Para finalizar esse texto, sem intentar encerrar a discussão, ao contrário, apresentando possibilidades de (im)permanência, é fundamental destacar a percepção que Franco Fonseca traz da performance potiguar como sendo eminentemente queer - ou seria cuir, para pensar ainda em nossa localização geográfica, no cu desse elefante que é nosso estado; onde as corpas dissidentes, LGBTQIA+, pretos, pretas, indígenas e periféricas são aquelas que mais tem movido a performance no estado, mesmo que esses movimentos encarem retaliações e êxodos forçados diante do contrafluxo conservador que insiste em fincar nessas terras. Essa compreensão e afirmação, reposiciona nossas práticas e localiza os contextos em que criamos, para que os termos e conceituações arriscados sejam condizentes com as trajetórias que vêm sendo produzidas ao invés de repetir ou ser validada por estruturas externas a nós. Retomo o termo de Franco Fonseca ao sinalizar que sofremos com uma “amnésia sustentada”. A quem interessa essa sustentação? Quais mecanismos, estratégias, fugas, dunas ou proposições são possíveis para reverter essas lógicas para que haja mais “memórias sustentadas”? O fim do debate recupera práticas antigas, humanas e tão potentes como a cultura oral, a escrita e suas pedagogias como formas de encontro, de compartilhamento e de afetação dos corpos, fazendo reavivar latências e urgências naqueles que se desafiam no mundo enquanto existência e poética de si.
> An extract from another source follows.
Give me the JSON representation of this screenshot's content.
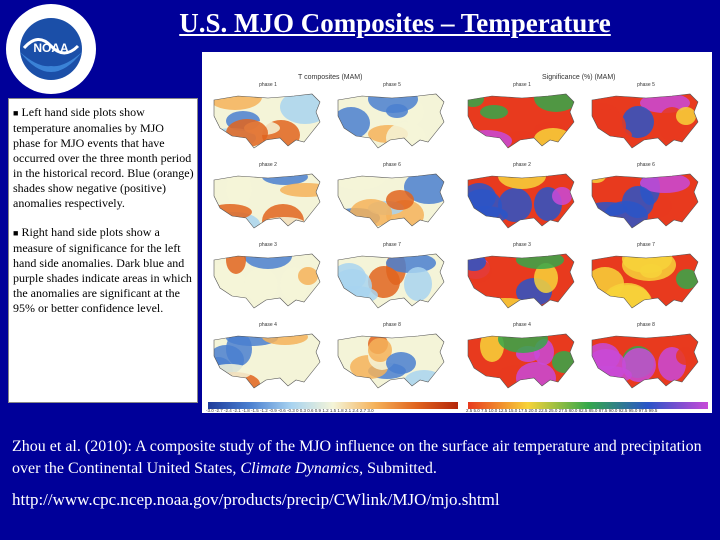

[1] Para citar alguns nomes de pesquisadores e pesquisadoras que publicaram textos e pesquisas sobre a arte da performance, podemos elencar: Renato Cohen, Roselee Goldberg, Diana Taylor, Zeca Ligiéro, Tania Alice, Victor Turner, Jussara Setenta, Richard Schechner, Paul Zumthor e John Austin.
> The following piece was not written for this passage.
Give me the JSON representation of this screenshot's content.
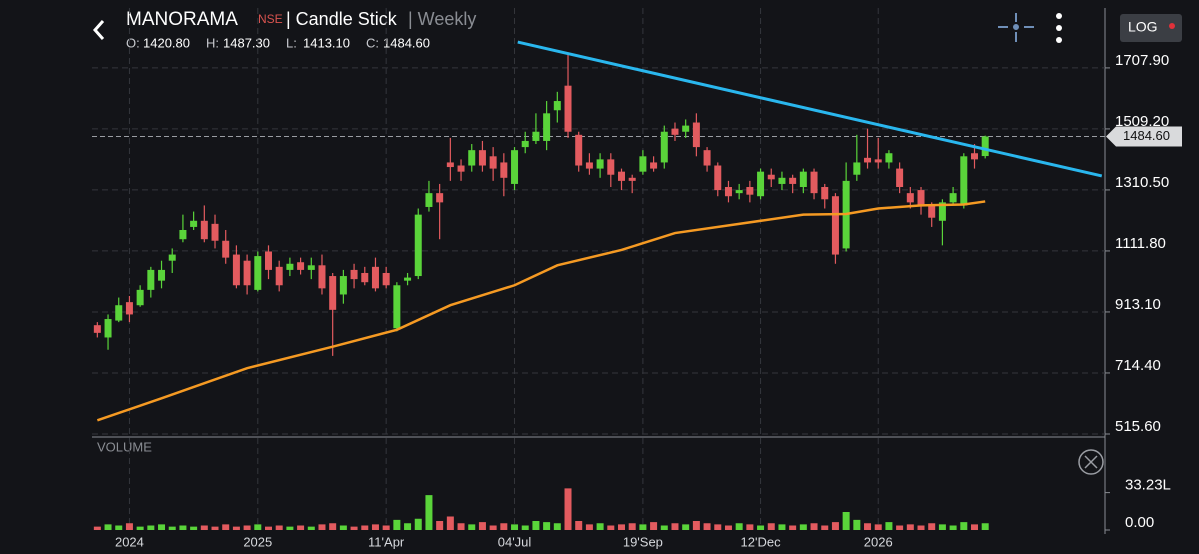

[2] Projeto realizado com recursos da Lei Aldir Blanc Rio Grande do Norte, Fundação José Augusto, Governo do Estado do Rio Grande do Norte, Secretaria Especial de Cultura, Ministério do Turismo e Governo Federal.
[3] Diogo Spinelli é integrante do Grupo de Teatro Clowns de Shakespeare (Natal/RN), no qual atua e dirige, e é cofundador e crítico do Farofa Crítica (Natal/RN).
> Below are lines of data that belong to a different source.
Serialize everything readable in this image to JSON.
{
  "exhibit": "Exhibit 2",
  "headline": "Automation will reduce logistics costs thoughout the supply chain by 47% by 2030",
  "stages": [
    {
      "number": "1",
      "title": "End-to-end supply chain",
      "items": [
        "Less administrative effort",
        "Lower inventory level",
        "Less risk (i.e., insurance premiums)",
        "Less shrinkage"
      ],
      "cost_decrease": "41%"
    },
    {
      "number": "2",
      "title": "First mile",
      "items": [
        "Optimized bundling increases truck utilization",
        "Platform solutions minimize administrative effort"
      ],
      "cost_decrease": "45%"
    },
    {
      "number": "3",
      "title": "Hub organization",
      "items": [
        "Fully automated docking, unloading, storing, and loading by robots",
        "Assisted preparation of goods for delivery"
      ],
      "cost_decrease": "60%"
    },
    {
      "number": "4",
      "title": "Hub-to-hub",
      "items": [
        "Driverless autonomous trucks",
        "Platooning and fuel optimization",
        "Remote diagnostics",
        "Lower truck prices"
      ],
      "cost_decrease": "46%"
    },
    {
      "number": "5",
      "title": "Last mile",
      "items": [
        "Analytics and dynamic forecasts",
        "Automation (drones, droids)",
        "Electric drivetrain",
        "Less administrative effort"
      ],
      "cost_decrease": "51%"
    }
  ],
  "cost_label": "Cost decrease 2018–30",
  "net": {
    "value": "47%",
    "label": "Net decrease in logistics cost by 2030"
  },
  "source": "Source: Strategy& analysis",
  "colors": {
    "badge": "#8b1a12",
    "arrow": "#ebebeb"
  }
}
[4] Franco Fonseca é bicha potyguar, ator, performer e Arte Educador, graduado em teatro e mestre em Artes cênicas, investiga as interfaces da aids nas artes da cena desde 2015, refletindo sobre os processos criativos de artistas que vivem com hiv no Brasil.
[5] Naara Martins é escrevivente, educadora e pesquisadora, onde desenvolve estudo nas áreas de performance, dança, teatro (atuação e dramaturgia). Pesquisa sobre negritude, africanidades, literaturas e produções artísticas negras, a partir da noção de sua autoria intitulada de Poéticas Pretas. É licenciada em Teatro pela UFRN e mestra em Artes Cênicas (PPGArC/UFRN).
[6] Debate realizado com os artistas e pesquisadores Alexandre Américo e Ana Cláudia Albano no dia 16 de janeiro de 2021, através de transmissão ao vivo pelo canal no youtube do Farofa Crítica.
[7] Acessar em https://www.youtube.com/watch?v=EPF3gTRhpB4&feature=emb_logo
[8] Para saber mais sobre esse evento, indicamos o documentário “Perfoda-se: um documentário sobre performance arte” disponível em: https://www.youtube.com/watch?v=MxsVk0CcTos&t=2s. Além da dissertação de mestrado de André Bezerra intitulada “Circuito Regional de Performance BodeArte: encontros, coletividade e porítica na performance do Rio Grande do Norte”, orientada pela Prof. Dra.a Naira Ciotti e defendida no ano de 2014 no Programa de Pós-Graduação em Artes Cênicas da UFRN.
[9] Heloísa Sousa e Diogo Spinelli publicaram críticas sobre essa obra no site do Farofa Crítica.
[10] Heloísa Sousa publicou a crítica “Quem tem medo do bando?” no site do Farofa Crítica sobre essa obra.
[11] Veja mais sobre as performances e pesquisas de Naara Martins no relato de processo publicado pela autora neste dossiê.